In its place is the sad realization that the opportunity for Pakistan to prove itself on the international stage, to broker a deal – any kind of deal – between mortal enemies may have slipped out of Islamabad’s grasp. For now.
Pakistan did not surrender. Prime Minister Shehbaz Sharif, who has invested considerable diplomatic capital in bringing the two sides together, posted on social media that Pakistan “will continue its sincere efforts for a negotiated settlement of the conflict.”
Donald Trump has told at least one reporter that a deal is still possible in the coming days.
It’s hard to know whether this is reality, or the voice of an impatient man eager to remove Iran from his most urgent to-do list before King Charles arrives in Washington for a state visit next Monday — and Trump’s long-awaited visit to China not long after.
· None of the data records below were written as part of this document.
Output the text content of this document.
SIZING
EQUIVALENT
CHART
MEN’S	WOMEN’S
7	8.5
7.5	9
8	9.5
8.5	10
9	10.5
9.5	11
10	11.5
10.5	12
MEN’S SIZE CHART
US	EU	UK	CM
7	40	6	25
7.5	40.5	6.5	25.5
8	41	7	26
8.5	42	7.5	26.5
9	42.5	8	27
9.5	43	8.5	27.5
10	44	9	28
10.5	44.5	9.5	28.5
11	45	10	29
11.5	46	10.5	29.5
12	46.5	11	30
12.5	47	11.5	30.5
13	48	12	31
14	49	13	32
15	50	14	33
Iran has rejected the president’s suggestion of giving Tehran time to develop a “unified position”, but it seems unlikely that the regime, already wounded and battered by the war, will break the ceasefire, thus inviting further aerial punishment.
In the meantime, what are we to make of the Iranian delegation’s reluctance to get on a plane for the short trip to Islamabad?
Donald Trump’s wildly conflicting public statements – first threatening apocalyptic punishment and then offering an olive branch, while claiming that Iran has already made significant concessions – have muddied the waters.
Iran continues to complain that it has entered negotiations twice in the past year, only to be attacked by Israel and the United States.
But Donald Trump’s Truth Social post announcing the extension of the ceasefire, devoid of the usual grandiloquence, spoke of a “severely fractured, not unexpectedly” Iranian regime.
For a man who trumpeted that he had already achieved regime change in Iran, was this an admission that Washington is struggling to know who it is dealing with?
Has “regime fracturing” made diplomacy with Iran – never the easiest art to master – much more difficult?
Deliberately or not, the president, through his choice of words, briefly joined the debate that has raged among veteran Iran watchers in recent days: Who is in charge in Iran now that much of the old leadership is gone?